We chased a disappearing tail up endless mountains for a long time, until suddenly we were alone. Our three buddies were far behind us, and the horse we were chasing had gone out of sight, and it was just me and Dixie.
I started to worry about ribbons. Dixie decided we were lost and slowed down. Boots kept coming off. I got cold because we were going slow and I'd left my sweatshirt at the trailer.
It's a Nevada Endurance Thing.
I spent the next
Dixie also knew we were lost. There were no horses for hundreds of miles and her stupid human had led her into the wilderness to die. She slowed down to a crawl. At one boot-fixing pit stop, I snapped off the biggest juniper branch I could grab, but it was only like 12" long. Based on her reaction, it must've felt quite nice as I thwapped her madly about the neck, shoulders, butt, and flanks to try to get her to trot on the nice downhill sections.
Eventually, we moseyed near enough one of those cottonwood/willow things for me to get a Proper Horse Beating Stick, and I snapped off something north of three feet long. Of course, by that time we were only a mile or so from camp, and Dixie had decided that we were actually on the right trail headed in the right direction, and I only had to wiggle my stick to get a trot.
And then we finally caught up to another rider a quarter mile from camp. I'm sure I get no credit at all in Dixie's mind for getting us home safe: we were alone, and things were terrible; we found another horse, and YAY CAMP!
I rode into camp, flung my stick dramatically into the bushes, slithered off my horse, and announced that I hated my horse, the sport, and horses in general. Beth immediately produced a beer that she'd saved for me and I decided that perhaps hate was a strong word.

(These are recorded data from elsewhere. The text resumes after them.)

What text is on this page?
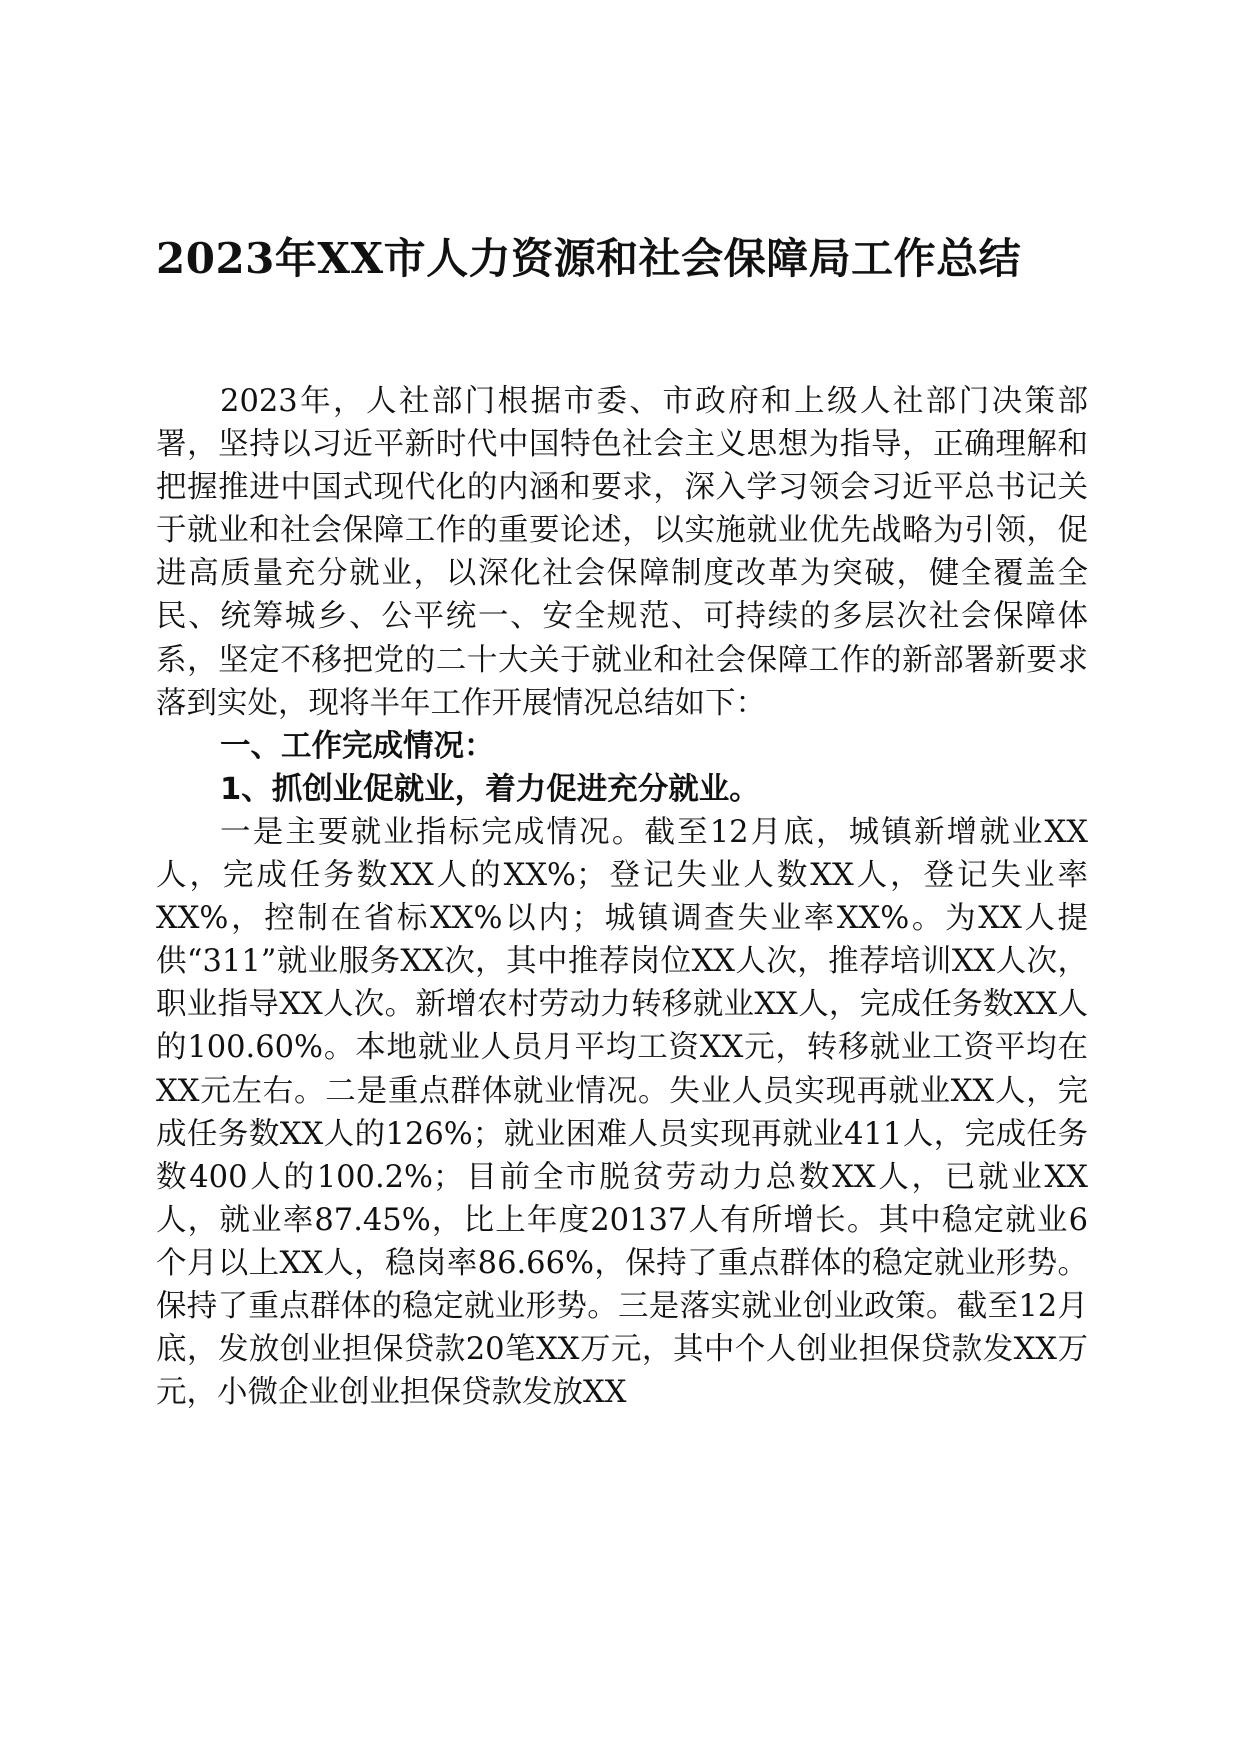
2023年XX市人力资源和社会保障局工作总结

2023年，人社部门根据市委、市政府和上级人社部门决策部署，坚持以习近平新时代中国特色社会主义思想为指导，正确理解和把握推进中国式现代化的内涵和要求，深入学习领会习近平总书记关于就业和社会保障工作的重要论述，以实施就业优先战略为引领，促进高质量充分就业，以深化社会保障制度改革为突破，健全覆盖全民、统筹城乡、公平统一、安全规范、可持续的多层次社会保障体系，坚定不移把党的二十大关于就业和社会保障工作的新部署新要求落到实处，现将半年工作开展情况总结如下：

一、工作完成情况：

1、抓创业促就业，着力促进充分就业。

一是主要就业指标完成情况。截至12月底，城镇新增就业XX人，完成任务数XX人的XX%；登记失业人数XX人，登记失业率XX%，控制在省标XX%以内；城镇调查失业率XX%。为XX人提供“311”就业服务XX次，其中推荐岗位XX人次，推荐培训XX人次，职业指导XX人次。新增农村劳动力转移就业XX人，完成任务数XX人的100.60%。本地就业人员月平均工资XX元，转移就业工资平均在XX元左右。二是重点群体就业情况。失业人员实现再就业XX人，完成任务数XX人的126%；就业困难人员实现再就业411人，完成任务数400人的100.2%；目前全市脱贫劳动力总数XX人，已就业XX人，就业率87.45%，比上年度20137人有所增长。其中稳定就业6个月以上XX人，稳岗率86.66%，保持了重点群体的稳定就业形势。保持了重点群体的稳定就业形势。三是落实就业创业政策。截至12月底，发放创业担保贷款20笔XX万元，其中个人创业担保贷款发XX万元，小微企业创业担保贷款发放XX
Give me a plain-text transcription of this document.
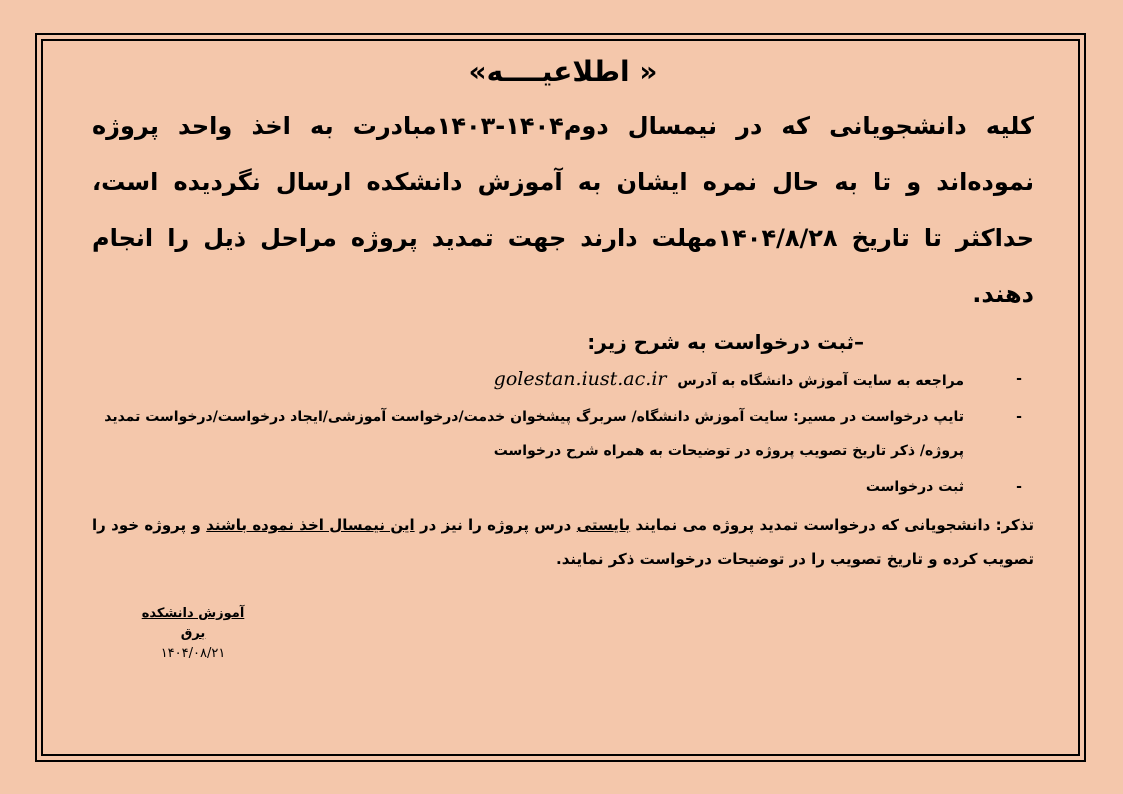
« اطلاعیــــه»
کلیه دانشجویانی که در نیمسال دوم۱۴۰۴-۱۴۰۳مبادرت به اخذ واحد پروژه نموده‌اند و تا به حال نمره ایشان به آموزش دانشکده ارسال نگردیده است، حداکثر تا تاریخ ۱۴۰۴/۸/۲۸مهلت دارند جهت تمدید پروژه مراحل ذیل را انجام دهند.
–ثبت درخواست به شرح زیر:
-
مراجعه به سایت آموزش دانشگاه به آدرس golestan.iust.ac.ir
-
تایپ درخواست در مسیر: سایت آموزش دانشگاه/ سربرگ پیشخوان خدمت/درخواست آموزشی/ایجاد درخواست/درخواست تمدید پروژه/ ذکر تاریخ تصویب پروژه در توضیحات به همراه شرح درخواست
-
ثبت درخواست
تذکر: دانشجویانی که درخواست تمدید پروژه می نمایند بایستی درس پروژه را نیز در این نیمسال اخذ نموده باشند و پروژه خود را تصویب کرده و تاریخ تصویب را در توضیحات درخواست ذکر نمایند.
آموزش دانشکده برق
۱۴۰۴/۰۸/۲۱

We finished with 21.1 miles on the GPS, and I'd hit stop at some point because I hung it on a different spot on the saddle, so I'm calling it exactly 22 miles. Ribbons on the right. Watch the hoofprints. Trust the ribbons.
I ate a lot of fried chicken and a handful of Fritos and felt quite a bit better about things. Dixie ate some hay, and some ration balancer, and some hay pellets, and drank a couple gallons of water, and looked pretty good. This is way too long anyway, so tomorrow I'll talk about Everything I Did Wrong.